The only adverse event which could be quantitatively examined in the meta-analysis was PONV. Given the tendency of reduced opioid consumption with ESPB vs. control, one may expect a significantly reduced incidence of PONV with ESPB. However, there was no difference in the risk of PONV between ESPB vs. control. Limited data from two trials found no difference in the risk of PONV between ESPB and spinal analgesia as well. Furthermore, none of the trials reported any major complications with the use of ESPB. No patient had local anesthetic toxicity, nerve injury, pneumothorax, or vascular injury in the ESPB group. This could be credited to the safety of ESPB where the needle penetration path and position are away from major neurovascular structures [29].

The results of our review are similar to the past meta-analysis of Bhushan et al [10] wherein they too did not find any significant analgesic effect of ESPB for liver surgeries. However, their study could include only six RCTs and the authors also included a comparison of ESPB with other blocks like quadratus lumborum block. Inclusion of a mix of placebo, spinal and other blocks in the control group results in biased evidence decreasing the credibility of the results. In the current review, we excluded comparisons with other regional blocks, updated the literature search and included four more RCTs, and also conducted a separate analysis of ESPB vs. control and ESPB vs. spinal analgesia to provide high-quality evidence on the subject.

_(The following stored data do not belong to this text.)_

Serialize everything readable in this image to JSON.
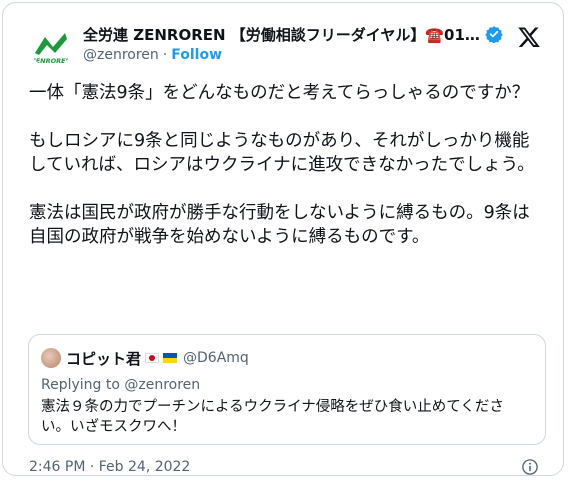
{
  "author": {
    "display_name": "全労連 ZENROREN 【労働相談フリーダイヤル】☎️0120-3...",
    "handle": "@zenroren",
    "separator": "·",
    "follow_label": "Follow",
    "logo_text": "ZENROREN"
  },
  "tweet": {
    "text": "一体「憲法9条」をどんなものだと考えてらっしゃるのですか？\n\nもしロシアに9条と同じようなものがあり、それがしっかり機能していれば、ロシアはウクライナに進攻できなかったでしょう。\n\n憲法は国民が政府が勝手な行動をしないように縛るもの。9条は自国の政府が戦争を始めないように縛るものです。"
  },
  "quote": {
    "name": "コピット君",
    "handle": "@D6Amq",
    "replying_to": "Replying to @zenroren",
    "text": "憲法９条の力でプーチンによるウクライナ侵略をぜひ食い止めてください。いざモスクワへ！"
  },
  "meta": {
    "timestamp": "2:46 PM · Feb 24, 2022"
  },
  "colors": {
    "accent": "#1d9bf0",
    "logo_green": "#1a9a3a",
    "text": "#0f1419",
    "muted": "#536471",
    "border": "#cfd9de"
  },
  "icons": [
    "verified-badge-icon",
    "x-logo-icon",
    "info-icon",
    "japan-flag-icon",
    "ukraine-flag-icon"
  ]
}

The lack of effectiveness of ESPB in liver surgery could be related to the anatomy of the block. The ESPB is primarily a paraspinal fascial plane block wherein the local anesthetic is injected between the erector spinae muscle and the thoracic transverse processes. It predominantly blocks the posterior rami of the thoracic and abdominal spinal nerves with little effect on the anterior rami resulting in minimal analgesia beyond the mid-axillary line [4]. While the thoracic epidural is technically more difficult, it may still be the preferred approach in patients undergoing liver surgeries.

There are limitations to this meta-analysis. The primary drawback is the extremely high heterogeneity noted in the analysis. Indeed, despite including a very specific cohort of liver surgery patients, there were several methodological differences in the included studies. Variations in the type of liver surgery, invasiveness of the procedure, type of local anesthetic, its concentration and volume, the level of the injection, type of drug in PCA, and postoperative standard analgesic protocol were noted among the studies which could have led to such high heterogeneity. Secondly, while most of the trials used single injections of ESPB, two of the studies used continuous blocks. Due to limited data, we could not differentiate the outcomes of single vs. continuous ESPB blocks. Thirdly, despite an updated literature search, only nine RCTs were available for the meta-analysis and most of them had a small sample size. Also, the division of studies based on the control group protocol further reduced the number of trials in each meta-analysis. Lastly, the trials were from a few specific countries and the results should be generalized with caution.

Our results have clinical significance. Based on current evidence, routine use of ESPB cannot be recommended for patients undergoing liver surgeries. Secondly, as nursing personnel are closely involved in the perioperative and postoperative management of patients, patients receiving ESPB should not be deprioritized during control of postoperative pain. Nursing personnel should maintain a high index of suspicion even for those receiving ESPB till further evidence establishes the efficacy of this block in liver surgery patients.

Conclusions

Based on currently available evidence, ESPB may not provide any significant postoperative analgesia in patients undergoing liver surgeries. There was a tendency of reduced opioid consumption with ESPB. Limited data also showed that ESPB and spinal analgesia had no difference in pain scores and 24-hour analgesic consumption.